As would happen in the middle of a series, I haven’t had the time to hunt up and rewatch the rest of the Don Bluth and Hayao Miyazaki films that I need to see to finish their match up. So in the meantime, please enjoy my gushing review of one of the more bizarre and polarizing movies you will ever see (with a director who fits the same description).

 

A Freakish Vision Perfectly Realized

This is one of those movies tough to put on a rating scale. Going by how well it accomplishes what it sets out to do, it’s an easy 10/10. By how much I appreciated the experience, I’m still not sure myself. Not much lower though.

 

Every so often, I’ll come across a genuine mind trip of a movie, one that’s not just strange but challenging in some unsaid way. And that challenge only grows more layered across the runtime. Even in the trailer, I could feel a magnetic quality in Gummo. The brief testament to life’s beauty all but resonated with the odd, affectionate images of poverty. The film includes as much crude and disturbing content as some of the worst attempts I’ve seen to make money off of cynical shock vaule. But this isn’t cynical, and it isn’t really shock value, and most of it doesn’t even feel at odds with the rest of the vision. On one hand, I’m inclined to say that a plot with roughly three acts, which the film deliberately avoids, is the popular storytelling form for a reason.

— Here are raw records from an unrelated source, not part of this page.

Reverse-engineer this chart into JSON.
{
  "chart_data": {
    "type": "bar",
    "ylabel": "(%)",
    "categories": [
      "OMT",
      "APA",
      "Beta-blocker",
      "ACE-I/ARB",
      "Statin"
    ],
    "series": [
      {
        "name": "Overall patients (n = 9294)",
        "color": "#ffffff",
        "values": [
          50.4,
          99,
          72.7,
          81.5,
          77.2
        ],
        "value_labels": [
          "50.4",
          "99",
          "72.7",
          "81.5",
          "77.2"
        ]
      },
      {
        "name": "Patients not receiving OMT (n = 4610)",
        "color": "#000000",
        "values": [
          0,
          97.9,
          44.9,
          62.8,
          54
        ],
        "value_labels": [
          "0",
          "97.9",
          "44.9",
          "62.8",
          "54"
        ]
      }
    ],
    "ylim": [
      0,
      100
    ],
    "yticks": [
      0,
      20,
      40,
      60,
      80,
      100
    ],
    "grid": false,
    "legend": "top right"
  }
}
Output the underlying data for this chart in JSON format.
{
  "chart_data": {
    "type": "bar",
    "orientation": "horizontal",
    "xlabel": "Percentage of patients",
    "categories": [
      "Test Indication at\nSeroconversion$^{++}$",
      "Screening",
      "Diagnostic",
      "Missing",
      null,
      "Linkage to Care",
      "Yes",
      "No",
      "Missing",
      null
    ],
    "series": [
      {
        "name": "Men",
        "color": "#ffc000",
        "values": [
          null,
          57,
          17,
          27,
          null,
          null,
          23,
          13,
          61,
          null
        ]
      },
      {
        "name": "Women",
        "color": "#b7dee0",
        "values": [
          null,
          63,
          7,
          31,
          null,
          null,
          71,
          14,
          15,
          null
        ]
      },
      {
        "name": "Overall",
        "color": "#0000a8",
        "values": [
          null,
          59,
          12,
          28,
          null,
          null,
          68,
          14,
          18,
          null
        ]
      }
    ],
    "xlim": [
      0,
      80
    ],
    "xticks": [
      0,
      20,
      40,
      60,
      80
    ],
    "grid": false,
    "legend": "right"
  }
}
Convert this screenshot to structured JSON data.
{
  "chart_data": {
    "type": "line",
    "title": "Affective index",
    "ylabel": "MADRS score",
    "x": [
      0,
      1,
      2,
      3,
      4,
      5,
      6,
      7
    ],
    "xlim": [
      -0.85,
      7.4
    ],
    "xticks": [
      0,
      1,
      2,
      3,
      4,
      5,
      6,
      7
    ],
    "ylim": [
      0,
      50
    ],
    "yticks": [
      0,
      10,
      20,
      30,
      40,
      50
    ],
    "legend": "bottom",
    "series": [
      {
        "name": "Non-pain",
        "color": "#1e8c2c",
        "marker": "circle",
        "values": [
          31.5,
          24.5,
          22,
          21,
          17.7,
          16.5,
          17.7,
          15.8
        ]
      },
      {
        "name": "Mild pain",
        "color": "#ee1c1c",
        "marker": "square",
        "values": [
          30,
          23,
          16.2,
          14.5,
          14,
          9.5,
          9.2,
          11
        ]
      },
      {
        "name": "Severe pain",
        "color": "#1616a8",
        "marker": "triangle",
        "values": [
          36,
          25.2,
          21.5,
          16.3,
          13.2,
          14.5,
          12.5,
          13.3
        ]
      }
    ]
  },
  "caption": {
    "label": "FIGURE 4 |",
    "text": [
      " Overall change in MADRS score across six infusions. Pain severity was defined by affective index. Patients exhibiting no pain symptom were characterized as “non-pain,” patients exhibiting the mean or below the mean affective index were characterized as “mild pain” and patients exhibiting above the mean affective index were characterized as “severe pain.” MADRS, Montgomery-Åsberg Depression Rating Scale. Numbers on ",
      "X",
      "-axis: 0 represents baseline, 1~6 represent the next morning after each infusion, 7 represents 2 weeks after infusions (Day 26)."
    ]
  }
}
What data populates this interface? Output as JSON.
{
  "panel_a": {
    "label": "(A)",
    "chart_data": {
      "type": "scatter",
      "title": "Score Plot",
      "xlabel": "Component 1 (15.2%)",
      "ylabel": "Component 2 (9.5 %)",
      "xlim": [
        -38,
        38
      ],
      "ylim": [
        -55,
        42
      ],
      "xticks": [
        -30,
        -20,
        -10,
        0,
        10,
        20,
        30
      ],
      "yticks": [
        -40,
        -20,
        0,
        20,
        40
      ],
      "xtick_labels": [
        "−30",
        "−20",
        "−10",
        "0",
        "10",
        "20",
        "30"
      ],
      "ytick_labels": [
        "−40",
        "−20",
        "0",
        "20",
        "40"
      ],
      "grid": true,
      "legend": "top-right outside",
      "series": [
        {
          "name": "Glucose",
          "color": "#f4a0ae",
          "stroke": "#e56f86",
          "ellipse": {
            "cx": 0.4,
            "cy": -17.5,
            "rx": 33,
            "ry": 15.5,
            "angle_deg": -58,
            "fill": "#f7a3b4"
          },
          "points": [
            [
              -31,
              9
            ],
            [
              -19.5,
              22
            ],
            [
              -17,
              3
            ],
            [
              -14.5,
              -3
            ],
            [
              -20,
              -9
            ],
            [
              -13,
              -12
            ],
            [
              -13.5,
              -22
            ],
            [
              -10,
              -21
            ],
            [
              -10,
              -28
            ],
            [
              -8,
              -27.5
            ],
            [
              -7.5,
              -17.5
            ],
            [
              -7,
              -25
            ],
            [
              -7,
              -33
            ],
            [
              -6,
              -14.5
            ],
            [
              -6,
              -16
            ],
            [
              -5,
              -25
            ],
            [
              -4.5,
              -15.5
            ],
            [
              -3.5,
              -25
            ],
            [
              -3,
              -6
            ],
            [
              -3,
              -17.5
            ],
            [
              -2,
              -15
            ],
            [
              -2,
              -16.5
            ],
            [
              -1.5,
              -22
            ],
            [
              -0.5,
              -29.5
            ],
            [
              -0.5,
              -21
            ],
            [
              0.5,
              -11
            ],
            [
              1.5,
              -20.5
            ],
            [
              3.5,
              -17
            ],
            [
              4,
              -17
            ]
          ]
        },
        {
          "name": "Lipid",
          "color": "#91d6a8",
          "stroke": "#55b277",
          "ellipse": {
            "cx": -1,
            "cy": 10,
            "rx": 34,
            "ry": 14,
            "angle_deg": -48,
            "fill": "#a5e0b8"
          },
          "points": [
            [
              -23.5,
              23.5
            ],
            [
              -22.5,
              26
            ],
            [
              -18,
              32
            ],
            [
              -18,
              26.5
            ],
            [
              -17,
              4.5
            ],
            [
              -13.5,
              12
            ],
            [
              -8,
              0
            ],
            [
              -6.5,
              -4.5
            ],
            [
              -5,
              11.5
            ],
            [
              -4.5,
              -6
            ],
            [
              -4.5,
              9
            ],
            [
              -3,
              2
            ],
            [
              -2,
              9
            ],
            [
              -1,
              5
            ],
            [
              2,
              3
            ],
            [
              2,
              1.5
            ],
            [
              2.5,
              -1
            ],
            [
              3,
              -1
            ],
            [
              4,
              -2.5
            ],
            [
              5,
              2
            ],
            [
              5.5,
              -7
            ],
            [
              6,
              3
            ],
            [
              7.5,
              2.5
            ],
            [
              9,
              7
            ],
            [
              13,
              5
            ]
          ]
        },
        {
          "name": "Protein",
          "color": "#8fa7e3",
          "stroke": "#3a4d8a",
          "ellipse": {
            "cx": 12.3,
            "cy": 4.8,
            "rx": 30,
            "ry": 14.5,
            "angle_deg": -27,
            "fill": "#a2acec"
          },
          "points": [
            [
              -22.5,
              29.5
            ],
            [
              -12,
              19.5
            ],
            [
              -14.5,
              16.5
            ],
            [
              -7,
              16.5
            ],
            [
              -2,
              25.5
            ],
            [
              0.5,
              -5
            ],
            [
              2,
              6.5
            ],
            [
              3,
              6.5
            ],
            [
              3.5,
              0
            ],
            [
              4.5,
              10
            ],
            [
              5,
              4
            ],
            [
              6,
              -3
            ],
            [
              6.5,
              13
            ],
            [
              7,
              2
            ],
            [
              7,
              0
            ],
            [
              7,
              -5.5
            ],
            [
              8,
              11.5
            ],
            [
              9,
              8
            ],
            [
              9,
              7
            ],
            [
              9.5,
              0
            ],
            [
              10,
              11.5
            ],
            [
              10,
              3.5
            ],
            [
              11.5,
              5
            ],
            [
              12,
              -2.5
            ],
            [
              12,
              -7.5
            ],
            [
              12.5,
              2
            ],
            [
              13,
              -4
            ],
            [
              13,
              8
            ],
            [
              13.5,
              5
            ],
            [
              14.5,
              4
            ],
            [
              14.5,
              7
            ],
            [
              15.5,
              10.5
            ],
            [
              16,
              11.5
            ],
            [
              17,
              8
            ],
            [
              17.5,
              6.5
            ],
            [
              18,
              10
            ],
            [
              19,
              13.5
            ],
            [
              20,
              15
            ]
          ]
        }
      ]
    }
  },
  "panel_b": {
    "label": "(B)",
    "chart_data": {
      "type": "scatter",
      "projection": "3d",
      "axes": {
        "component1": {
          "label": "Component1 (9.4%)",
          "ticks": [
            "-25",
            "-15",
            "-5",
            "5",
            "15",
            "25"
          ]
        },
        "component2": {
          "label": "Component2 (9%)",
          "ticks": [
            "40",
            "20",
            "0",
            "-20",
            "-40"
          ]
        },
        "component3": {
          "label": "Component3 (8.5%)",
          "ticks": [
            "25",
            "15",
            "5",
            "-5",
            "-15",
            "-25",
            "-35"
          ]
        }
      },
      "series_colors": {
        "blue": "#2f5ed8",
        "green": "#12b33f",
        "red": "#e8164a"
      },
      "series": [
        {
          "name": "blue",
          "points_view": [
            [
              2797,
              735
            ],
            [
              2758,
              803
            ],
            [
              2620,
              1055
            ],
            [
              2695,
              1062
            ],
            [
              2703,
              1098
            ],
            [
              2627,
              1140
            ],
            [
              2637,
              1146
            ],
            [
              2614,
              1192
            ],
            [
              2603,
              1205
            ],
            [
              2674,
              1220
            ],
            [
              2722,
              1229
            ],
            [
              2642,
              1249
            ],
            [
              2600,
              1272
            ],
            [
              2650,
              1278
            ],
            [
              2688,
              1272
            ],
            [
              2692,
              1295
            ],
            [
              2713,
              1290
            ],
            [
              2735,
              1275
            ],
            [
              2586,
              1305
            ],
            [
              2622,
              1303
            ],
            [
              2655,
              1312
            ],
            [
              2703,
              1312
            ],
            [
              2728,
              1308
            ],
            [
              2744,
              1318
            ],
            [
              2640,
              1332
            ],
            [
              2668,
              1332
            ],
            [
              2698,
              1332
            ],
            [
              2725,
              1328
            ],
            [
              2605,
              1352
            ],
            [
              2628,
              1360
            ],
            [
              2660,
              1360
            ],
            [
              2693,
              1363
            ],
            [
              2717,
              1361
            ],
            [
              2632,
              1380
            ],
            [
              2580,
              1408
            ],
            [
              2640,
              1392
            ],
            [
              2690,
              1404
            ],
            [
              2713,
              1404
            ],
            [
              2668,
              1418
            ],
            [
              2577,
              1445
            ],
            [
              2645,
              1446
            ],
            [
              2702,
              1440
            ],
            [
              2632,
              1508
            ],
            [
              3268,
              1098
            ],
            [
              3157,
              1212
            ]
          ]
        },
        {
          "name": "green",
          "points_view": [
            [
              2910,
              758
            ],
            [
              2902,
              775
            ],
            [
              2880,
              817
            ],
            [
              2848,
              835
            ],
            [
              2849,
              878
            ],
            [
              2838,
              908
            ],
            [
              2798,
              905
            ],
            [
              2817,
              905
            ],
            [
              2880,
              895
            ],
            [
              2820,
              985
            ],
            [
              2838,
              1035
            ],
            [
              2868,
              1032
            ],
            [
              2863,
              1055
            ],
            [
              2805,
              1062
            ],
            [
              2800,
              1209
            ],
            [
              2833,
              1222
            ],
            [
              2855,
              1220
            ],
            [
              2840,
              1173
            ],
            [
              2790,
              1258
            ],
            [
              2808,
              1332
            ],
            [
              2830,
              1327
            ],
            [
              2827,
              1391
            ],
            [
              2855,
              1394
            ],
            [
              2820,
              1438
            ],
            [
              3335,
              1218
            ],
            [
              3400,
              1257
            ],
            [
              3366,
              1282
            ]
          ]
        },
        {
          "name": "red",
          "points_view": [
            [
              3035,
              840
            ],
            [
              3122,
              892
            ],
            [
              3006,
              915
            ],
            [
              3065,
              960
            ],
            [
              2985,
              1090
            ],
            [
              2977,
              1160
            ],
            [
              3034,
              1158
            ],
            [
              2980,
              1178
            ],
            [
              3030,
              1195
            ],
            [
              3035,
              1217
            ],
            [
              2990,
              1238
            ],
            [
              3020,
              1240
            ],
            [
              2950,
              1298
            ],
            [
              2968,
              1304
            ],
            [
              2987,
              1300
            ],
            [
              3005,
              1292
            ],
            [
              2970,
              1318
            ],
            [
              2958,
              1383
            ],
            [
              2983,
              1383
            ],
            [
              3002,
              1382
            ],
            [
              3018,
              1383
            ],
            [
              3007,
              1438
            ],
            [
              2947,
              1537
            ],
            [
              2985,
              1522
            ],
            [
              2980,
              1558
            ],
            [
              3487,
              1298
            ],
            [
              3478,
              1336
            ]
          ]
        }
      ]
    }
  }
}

But where I’ve paused during my favorite movies to think about the score-out-of-ten and what magnitude the experience had reached, I had forget this during Gummo. It only detracted from the experience.

 

I should ad that I didn’t intend to watch it at first. My first encounter with Harmony Korine was when “Trash Humpers” became a candidate for the movie to watch at next week’s Obscure Movie Group meeting. I decided to skip that week. (I heard it lost to Pink Flamingos.) But I read up on Trash Humpers just to see what corner of the no-budget, no-effort grade z film world the people in charge had dug it out of. Learning that it not only had drawn some attention but had a few critics giving it dead-serious praise was the first hook. In fact, making it look like a grade-z film was a deliberate choice by the director. From there I just had to know more. And everything I came across was somehow intriguing.

 

Intriguing is the word of the day here. Korine has yet to achieve a fresh score over at rottentomatoes.com, yet the consensuses two of his movies have been given sound like they’re secretly on his side. His early films, including Gummo, seem to be his most admired as well as his lowest scoring. There is definitely a “trademark odd beauty” to them, but many of the negative reviews insist they’re as pretentious and detestable as they could possibly be. I’ve also noticed a few speculations on why people say such things. Here’s mine;

 

I think we can agree that people don’t gravitate towards things that are too outside the norm. We need to get used to the idea of something before we can trust it. If it doesn’t easily fit into one of the labels we have ready, we come prepared with “annoying”, or “stupid”, or at the very least “weird”. Gummo is “weird” to most people, and disturbing on top of it. For that, most don’t want to understand or consider it, writing the whole thing off as disguised ugliness. While simply declaring other critics’ opinions invalid is unfair, I think it’s a misunderstanding to say that Korine is “mean”, “smug”, “sour”, or “pretentious”. Korine has said that he made this film because he finds the people portrayed very interesting, and his sincerity is clear. What his film sets out to do is not to judge them, or us, but simply to show us life on their terms. This isn’t a statement. It’s a tribute. It’s a collage, both realistic and dreamlike. The images are funny, sad, adorable, pitiful, and oddly nostalgic. Sometimes what it portrays is dispicable, and the dislike I felt probably did drop my approval a little. But every moment has a place in this visceral image of life that Korine weaves, and as the main character says, though he seems to forget it himself at points, “Life is beautiful. Really it is. Full of beauty and illusions.”

 

I still can’t put my finger on Korine himself. Watching him in person, he’s awkward and sometimes unintelligible. Reading his prepared statements, he’s confident and assertive in his visions that seem operate on a different plane. He claims to admire or identify with the subjects of just about every movie he makes, which sort of sounds visionary and pretentious at the same time. But if it’s made one thing clear by now, it’s that Korine is not worried about how he comes across. Whether a good one or not, he’s a true artist out to express visions, not elevate our vision of him. He is, I agree, “the real deal”.